Clint "The Dirt Merchant" Filichia is a Green Room regular who was scheduled to perform with Matteson the night of his stroke. "I was supposed to go on and rap over Mike's grooves, and at about 9 o'clock, when Mike's got this repetitive skipping record thing happening, he walked out in front of his equipment table and in a second he was on the ground."

Also set to appear that evening with Mike was his brother. "I was supposed to play with him that Tuesday and I couldn't make it, and he gave me more shit about it than usual," says Rick, nodding. "It's like he knew. There's no greater freedom than choosing the way you're gonna die, and he always said that that was the way he wanted to go."

Even in death, Matteson's circle of friends continues to widen, his moody photo now a familiar image for scores of local musicians and entertainers who blinked and missed him in life. Since he had no medical insurance, the burden of the hospital costs will fall on his brother, who, in the midst of all this trauma, is expecting his second child this week.

Almost immediately after Matteson's stroke, the idea of establishing a fund or a series of benefit concerts was hatched.
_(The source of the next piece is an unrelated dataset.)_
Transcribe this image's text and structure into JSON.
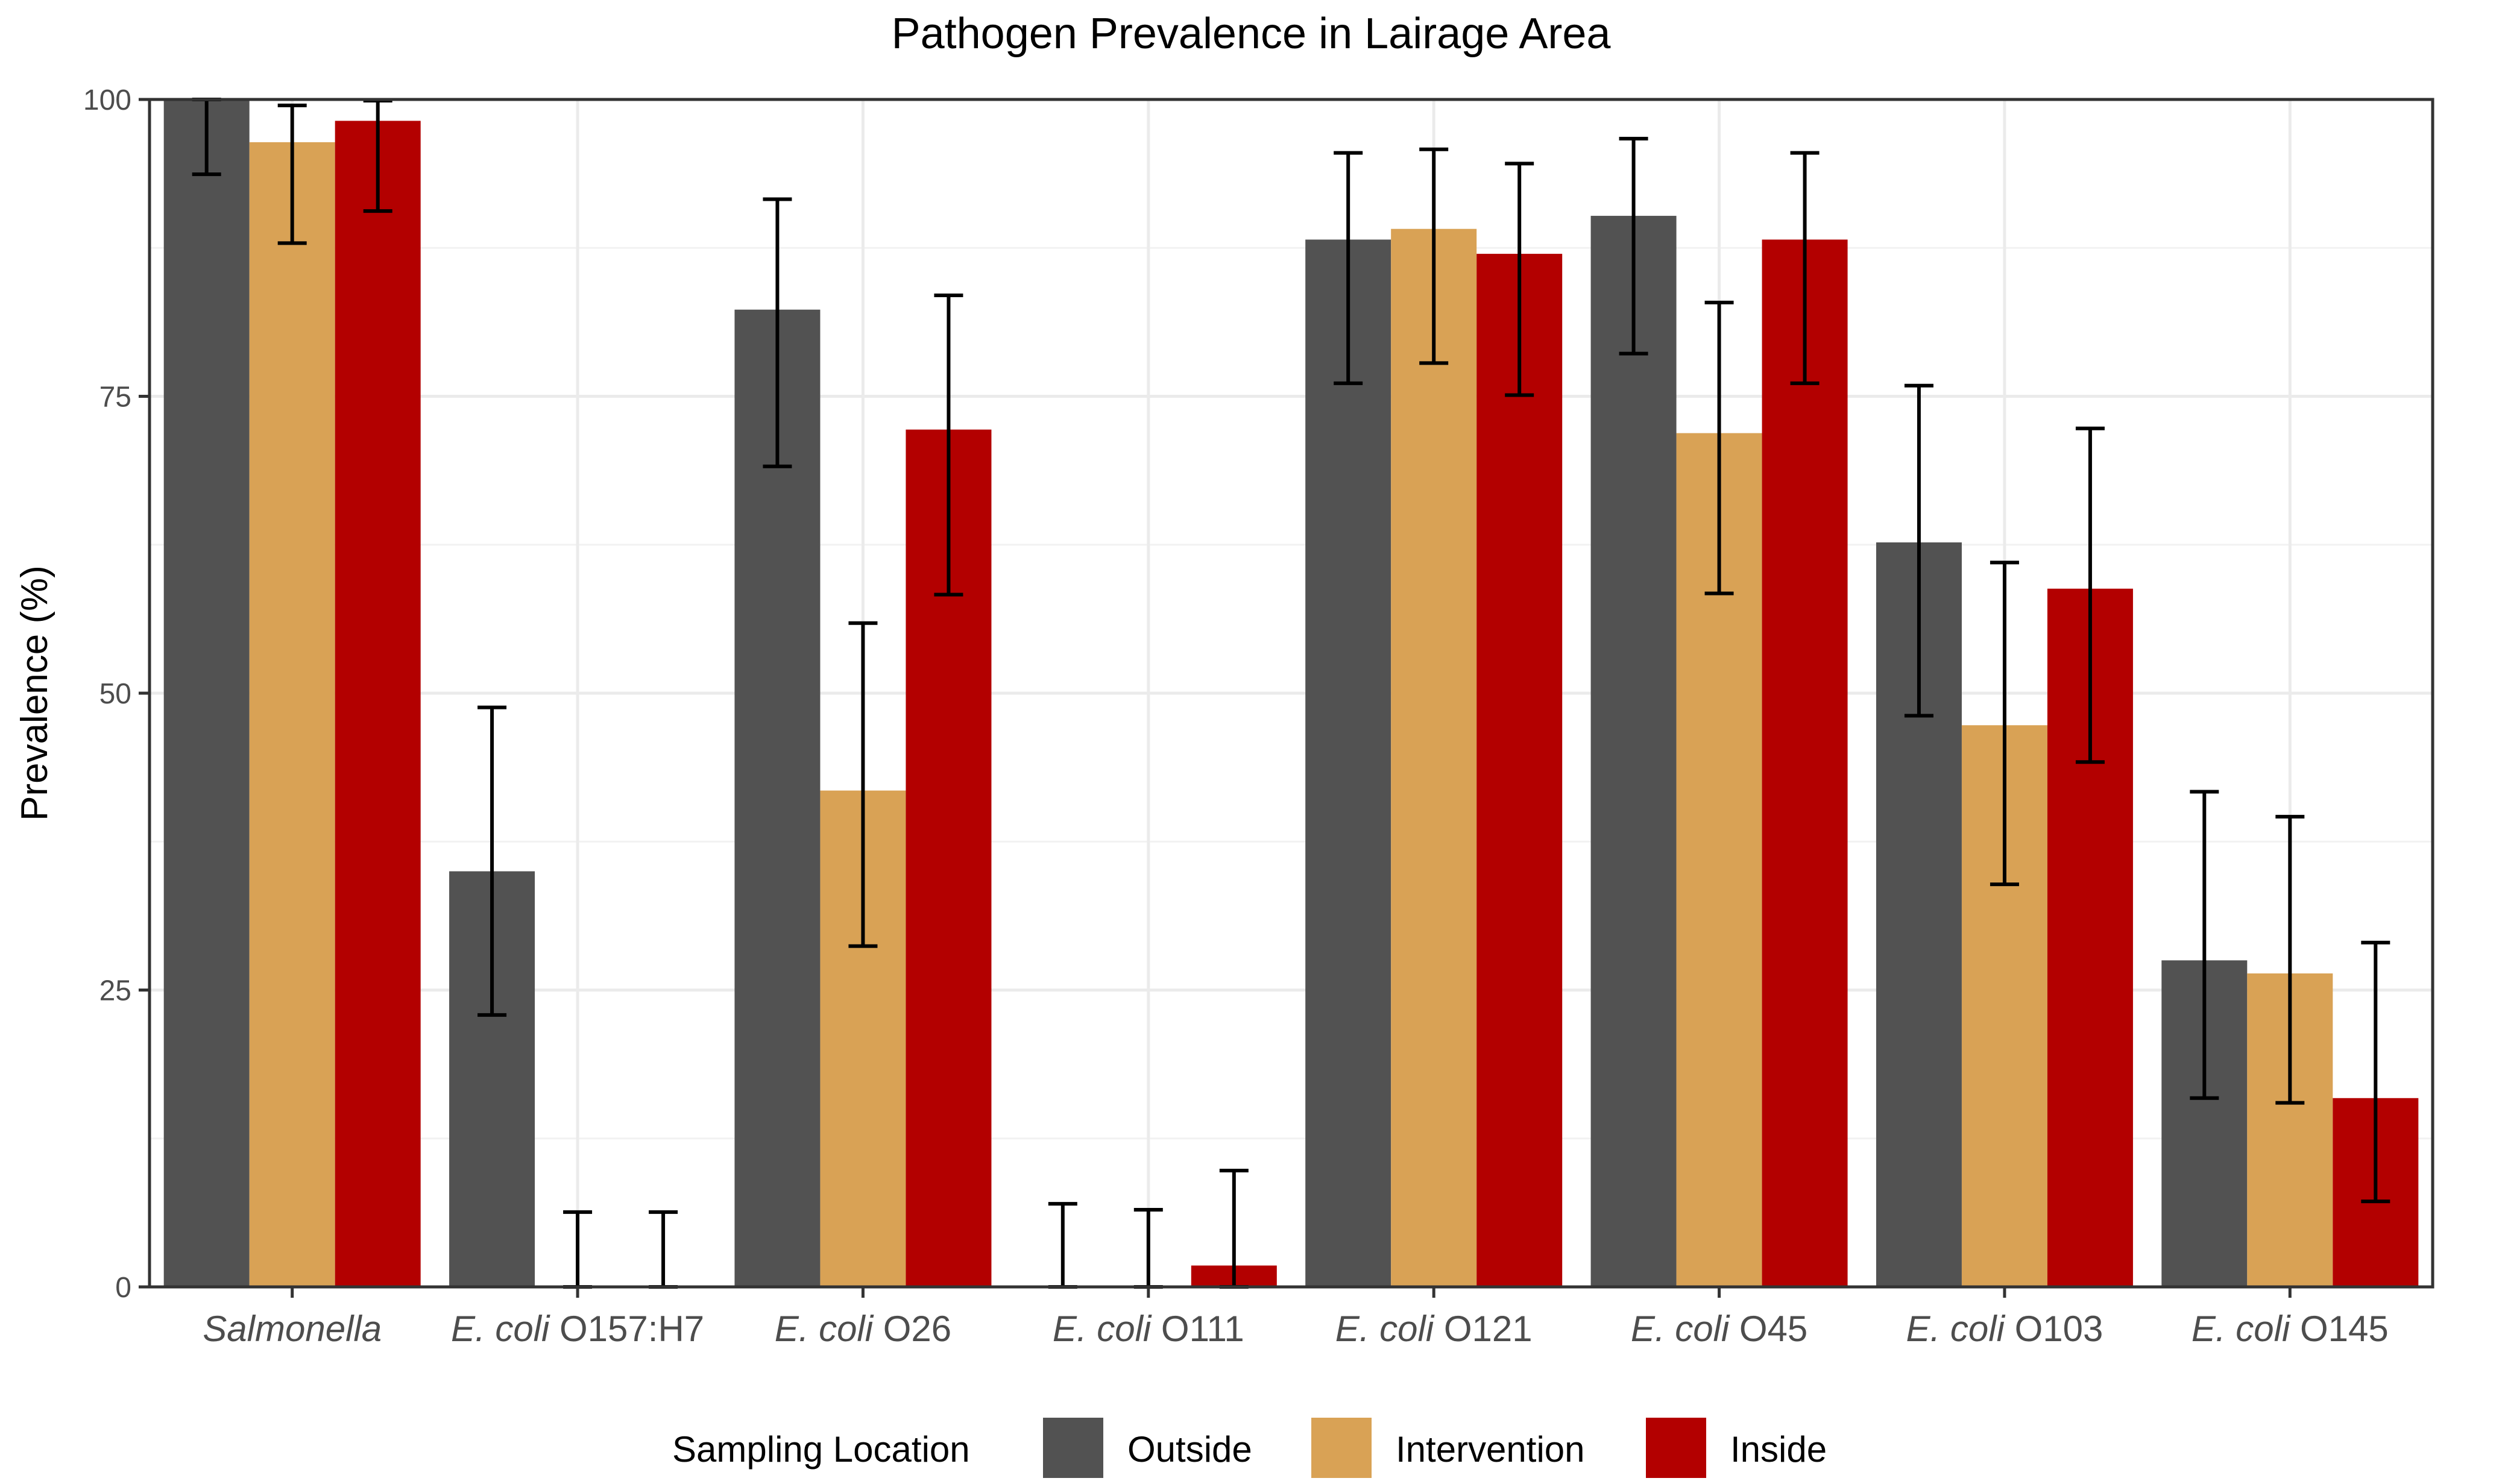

The first such show, held at the Green Room on Sunday, August 27, was a 14-hour musical affair, an odd assortment of death metal, belly dancing, rock bands and acoustic strummers.
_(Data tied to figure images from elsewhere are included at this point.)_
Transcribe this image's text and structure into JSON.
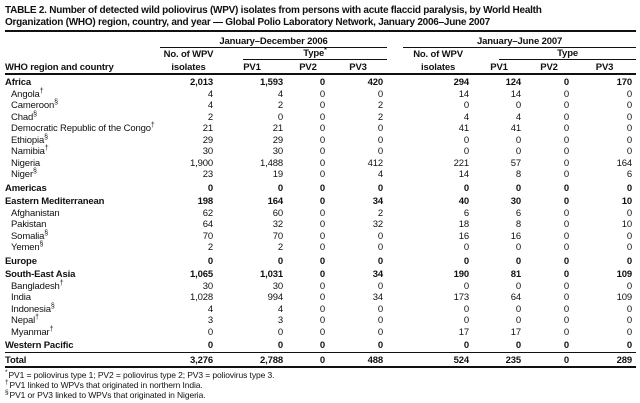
{
  "title": {
    "line1": "TABLE 2. Number of detected wild poliovirus (WPV) isolates from persons with acute flaccid paralysis, by World Health",
    "line2": "Organization (WHO) region, country, and year — Global Polio Laboratory Network, January 2006–June 2007"
  },
  "header": {
    "row_header": "WHO region and country",
    "groups": [
      {
        "period": "January–December 2006",
        "isolates_line1": "No. of WPV",
        "isolates_line2": "isolates",
        "type_label": "Type",
        "type_marker": "*",
        "subcols": [
          "PV1",
          "PV2",
          "PV3"
        ]
      },
      {
        "period": "January–June 2007",
        "isolates_line1": "No. of WPV",
        "isolates_line2": "isolates",
        "type_label": "Type",
        "type_marker": "",
        "subcols": [
          "PV1",
          "PV2",
          "PV3"
        ]
      }
    ]
  },
  "rows": [
    {
      "label": "Africa",
      "marker": "",
      "bold": true,
      "indent": false,
      "values": [
        "2,013",
        "1,593",
        "0",
        "420",
        "294",
        "124",
        "0",
        "170"
      ]
    },
    {
      "label": "Angola",
      "marker": "†",
      "bold": false,
      "indent": true,
      "values": [
        "4",
        "4",
        "0",
        "0",
        "14",
        "14",
        "0",
        "0"
      ]
    },
    {
      "label": "Cameroon",
      "marker": "§",
      "bold": false,
      "indent": true,
      "values": [
        "4",
        "2",
        "0",
        "2",
        "0",
        "0",
        "0",
        "0"
      ]
    },
    {
      "label": "Chad",
      "marker": "§",
      "bold": false,
      "indent": true,
      "values": [
        "2",
        "0",
        "0",
        "2",
        "4",
        "4",
        "0",
        "0"
      ]
    },
    {
      "label": "Democratic Republic of the Congo",
      "marker": "†",
      "bold": false,
      "indent": true,
      "values": [
        "21",
        "21",
        "0",
        "0",
        "41",
        "41",
        "0",
        "0"
      ]
    },
    {
      "label": "Ethiopia",
      "marker": "§",
      "bold": false,
      "indent": true,
      "values": [
        "29",
        "29",
        "0",
        "0",
        "0",
        "0",
        "0",
        "0"
      ]
    },
    {
      "label": "Namibia",
      "marker": "†",
      "bold": false,
      "indent": true,
      "values": [
        "30",
        "30",
        "0",
        "0",
        "0",
        "0",
        "0",
        "0"
      ]
    },
    {
      "label": "Nigeria",
      "marker": "",
      "bold": false,
      "indent": true,
      "values": [
        "1,900",
        "1,488",
        "0",
        "412",
        "221",
        "57",
        "0",
        "164"
      ]
    },
    {
      "label": "Niger",
      "marker": "§",
      "bold": false,
      "indent": true,
      "values": [
        "23",
        "19",
        "0",
        "4",
        "14",
        "8",
        "0",
        "6"
      ]
    },
    {
      "label": "Americas",
      "marker": "",
      "bold": true,
      "indent": false,
      "values": [
        "0",
        "0",
        "0",
        "0",
        "0",
        "0",
        "0",
        "0"
      ]
    },
    {
      "label": "Eastern Mediterranean",
      "marker": "",
      "bold": true,
      "indent": false,
      "values": [
        "198",
        "164",
        "0",
        "34",
        "40",
        "30",
        "0",
        "10"
      ]
    },
    {
      "label": "Afghanistan",
      "marker": "",
      "bold": false,
      "indent": true,
      "values": [
        "62",
        "60",
        "0",
        "2",
        "6",
        "6",
        "0",
        "0"
      ]
    },
    {
      "label": "Pakistan",
      "marker": "",
      "bold": false,
      "indent": true,
      "values": [
        "64",
        "32",
        "0",
        "32",
        "18",
        "8",
        "0",
        "10"
      ]
    },
    {
      "label": "Somalia",
      "marker": "§",
      "bold": false,
      "indent": true,
      "values": [
        "70",
        "70",
        "0",
        "0",
        "16",
        "16",
        "0",
        "0"
      ]
    },
    {
      "label": "Yemen",
      "marker": "§",
      "bold": false,
      "indent": true,
      "values": [
        "2",
        "2",
        "0",
        "0",
        "0",
        "0",
        "0",
        "0"
      ]
    },
    {
      "label": "Europe",
      "marker": "",
      "bold": true,
      "indent": false,
      "values": [
        "0",
        "0",
        "0",
        "0",
        "0",
        "0",
        "0",
        "0"
      ]
    },
    {
      "label": "South-East Asia",
      "marker": "",
      "bold": true,
      "indent": false,
      "values": [
        "1,065",
        "1,031",
        "0",
        "34",
        "190",
        "81",
        "0",
        "109"
      ]
    },
    {
      "label": "Bangladesh",
      "marker": "†",
      "bold": false,
      "indent": true,
      "values": [
        "30",
        "30",
        "0",
        "0",
        "0",
        "0",
        "0",
        "0"
      ]
    },
    {
      "label": "India",
      "marker": "",
      "bold": false,
      "indent": true,
      "values": [
        "1,028",
        "994",
        "0",
        "34",
        "173",
        "64",
        "0",
        "109"
      ]
    },
    {
      "label": "Indonesia",
      "marker": "§",
      "bold": false,
      "indent": true,
      "values": [
        "4",
        "4",
        "0",
        "0",
        "0",
        "0",
        "0",
        "0"
      ]
    },
    {
      "label": "Nepal",
      "marker": "†",
      "bold": false,
      "indent": true,
      "values": [
        "3",
        "3",
        "0",
        "0",
        "0",
        "0",
        "0",
        "0"
      ]
    },
    {
      "label": "Myanmar",
      "marker": "†",
      "bold": false,
      "indent": true,
      "values": [
        "0",
        "0",
        "0",
        "0",
        "17",
        "17",
        "0",
        "0"
      ]
    },
    {
      "label": "Western Pacific",
      "marker": "",
      "bold": true,
      "indent": false,
      "values": [
        "0",
        "0",
        "0",
        "0",
        "0",
        "0",
        "0",
        "0"
      ]
    }
  ],
  "total_row": {
    "label": "Total",
    "values": [
      "3,276",
      "2,788",
      "0",
      "488",
      "524",
      "235",
      "0",
      "289"
    ]
  },
  "footnotes": [
    {
      "marker": "*",
      "text": "PV1 = poliovirus type 1; PV2 = poliovirus type 2; PV3 = poliovirus type 3."
    },
    {
      "marker": "†",
      "text": "PV1 linked to WPVs that originated in northern India."
    },
    {
      "marker": "§",
      "text": "PV1 or PV3 linked to WPVs that originated in Nigeria."
    }
  ]
}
It's indicative of the goodwill surrounding Matteson that half of the performers never even knew him or heard his music. Given his brief exposure to the Valley scene, it's doubtful that many of his acquaintances ever got a chance to hear it, either. Some of his work survives on cassettes, which Rick says will be distributed among his friends. Another idea being discussed is a tribute CD in which local performers will get to collaborate posthumously with Matteson, combining their work with pre-existing tracks.

"The wave of support I've received from everyone has been touching and inspirational," says Rick. "The one thing about Mike I would like everyone to remember and incorporate into their lives is his ability to work for three hours setting up and tearing down his gear in order to play a 15-minute set -- and be happy about it! He's no longer a musician, he is music. So if you hear a good groove, get up and dance and know that Mike is smiling."
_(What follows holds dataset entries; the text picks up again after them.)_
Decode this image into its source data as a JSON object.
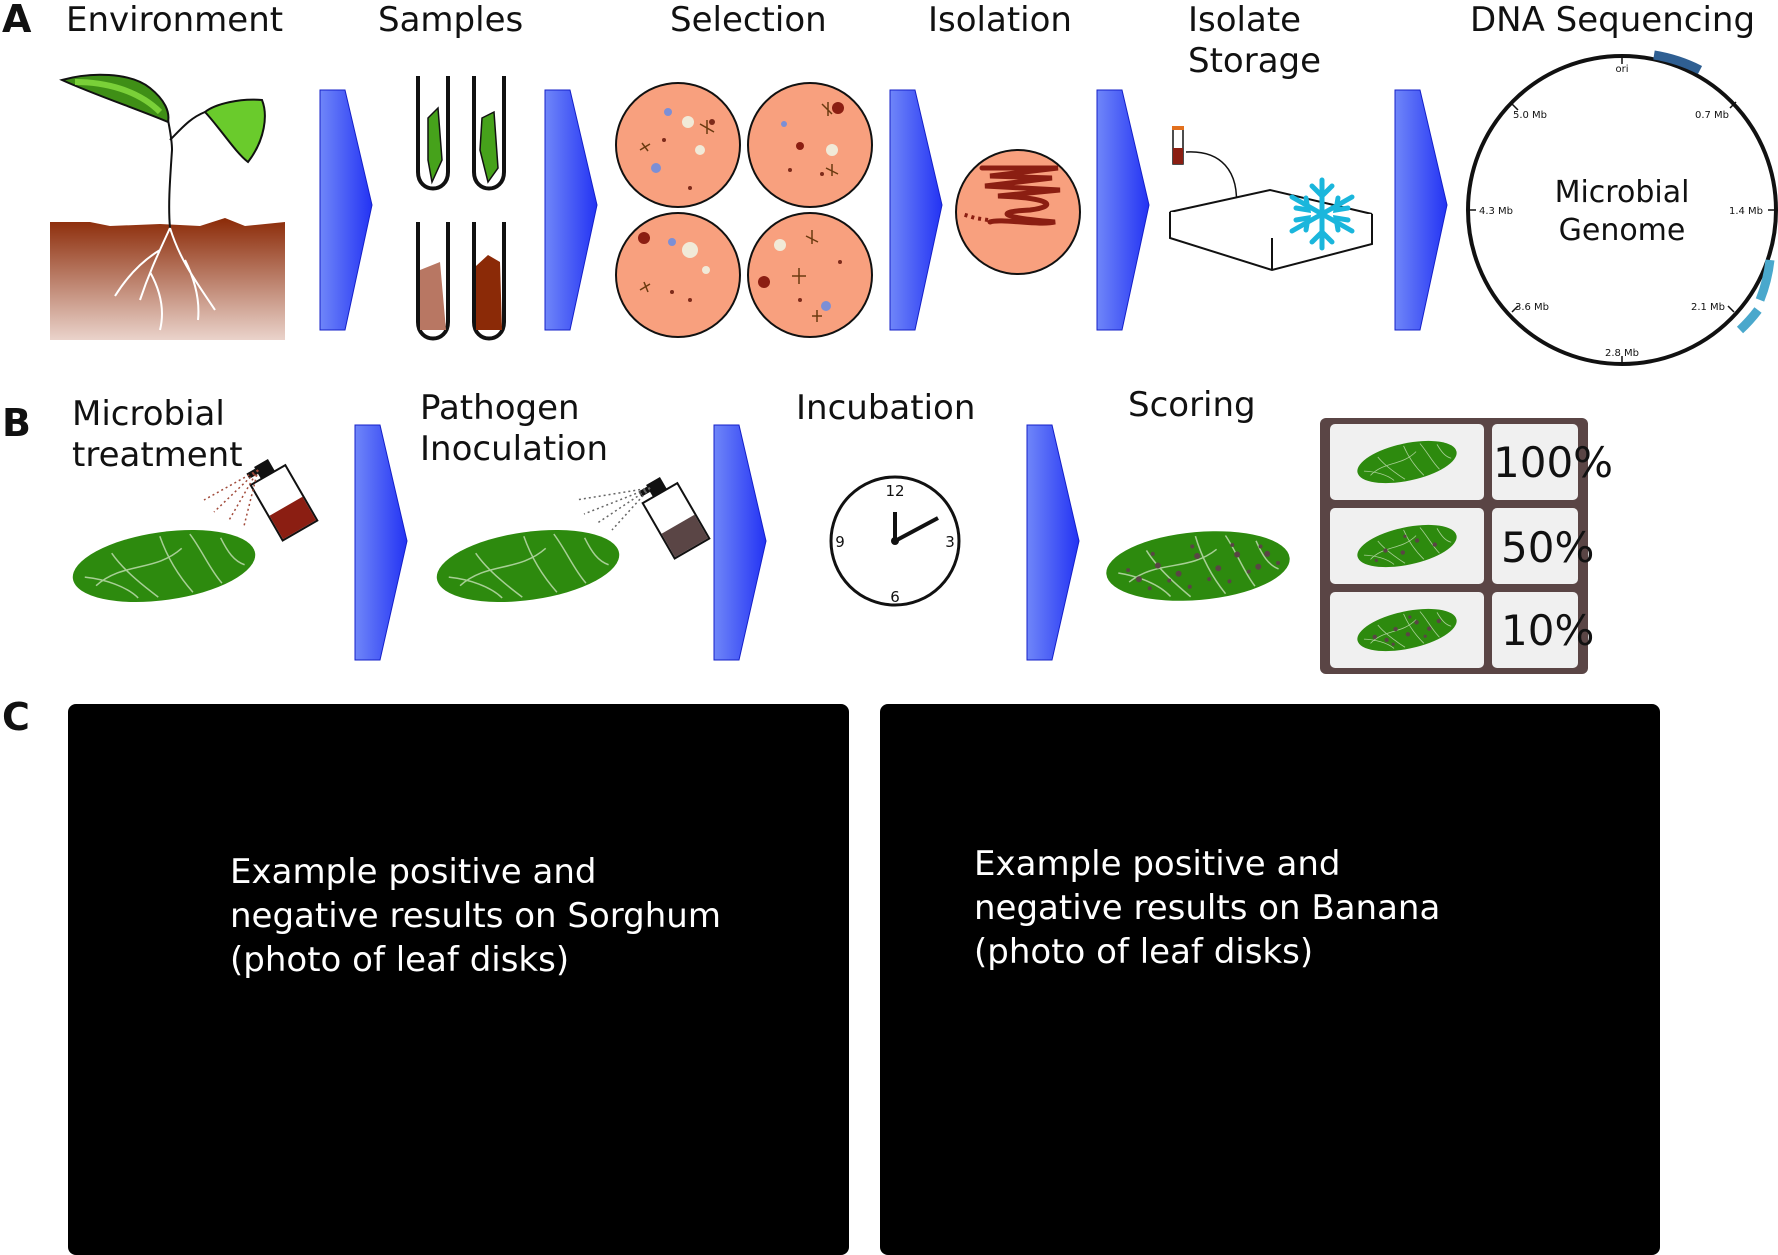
{
  "panel_a": {
    "letter": "A",
    "steps": [
      "Environment",
      "Samples",
      "Selection",
      "Isolation",
      "Isolate\nStorage",
      "DNA Sequencing"
    ],
    "genome": {
      "center_label": "Microbial\nGenome",
      "ticks": [
        "ori",
        "0.7 Mb",
        "1.4 Mb",
        "2.1 Mb",
        "2.8 Mb",
        "3.6 Mb",
        "4.3 Mb",
        "5.0 Mb"
      ]
    }
  },
  "panel_b": {
    "letter": "B",
    "steps": [
      "Microbial\ntreatment",
      "Pathogen\nInoculation",
      "Incubation",
      "Scoring"
    ],
    "clock_numbers": [
      "12",
      "3",
      "6",
      "9"
    ],
    "scores": [
      "100%",
      "50%",
      "10%"
    ]
  },
  "panel_c": {
    "letter": "C",
    "placeholders": [
      "Example positive and\nnegative results on Sorghum\n(photo of leaf disks)",
      "Example positive and\nnegative results on Banana\n(photo of leaf disks)"
    ]
  },
  "colors": {
    "arrow_blue": "#2a3cf5",
    "leaf_green": "#2d8a0e",
    "plate_salmon": "#f8a07e",
    "soil_brown": "#8b2a07",
    "snowflake": "#1ab6dc",
    "genome_marker_dark": "#2f5f92",
    "genome_marker_light": "#4aa8cc",
    "score_frame": "#5a4545"
  }
}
In keeping with Mike Matteson's wishes, there will be no funeral, but Rick plans to go to Amsterdam in late December, on what would've been the twins' 29th birthday, to sprinkle his ashes.

Watcha Doin'?: In its second season, Watcha Tour comes back to remind us that Ricky Martin is not the sole face of Latin music, nor are Los Tigres del Norte or Tierra (do people actually think Mexican kids listen to these guys?). While one concert tour can only do so much to represent everything that's going on in Latino alternative music circles from here all the way down through South America, Watcha gives as good a sampling as can be expected.

The genre-destroying Café Tacuba brings so much stuff into the mix, from punk to banda to electronica to samba to ska to Tejano, that it's impossible to dissect. Critics' darlings, and rightfully so, the band's double CD, Reves/Yo Soy, was actually worth the doubled running time. Molotov's latest, Apocalypshit (the Ouija board cover might seem innocuous to us, but it got the CD booted off a lot of shelves in Mexico), wasn't as good as their previous, ¿Donde Jugaran las Ninas?, but it still kicks the shit out of most of the band's stateside rap/rock competition. Argentina's hard-rock monsters A.N.I.M.A.L. should crush everything in sight. And Colombia's Aterciopelados can weave together a dance beat, a beatnik rap, an old tango melody, strains of folk and rock, and a sweet-voiced female into a sound that's perfect for a cabaret or the street corner or the dance floor. Enanitos Verdes, and Fulano also fill out the Manzanita Speedway bill.

A special note: Tickets are available through Ticketmaster, and promoters are suggesting patrons buy them early to avoid massive walk-up delays. -- Sabrena Kaleta

The Watcha Tour, featuring Café Tacuba, Molotov, A.N.I.M.A.L., Aterciopelados, Enanitos Verdes, Fulano, and others, is scheduled for Monday, September 4, at Manzanita Speedway. Doors open at 4 p.m. Showtime is 5 p.m.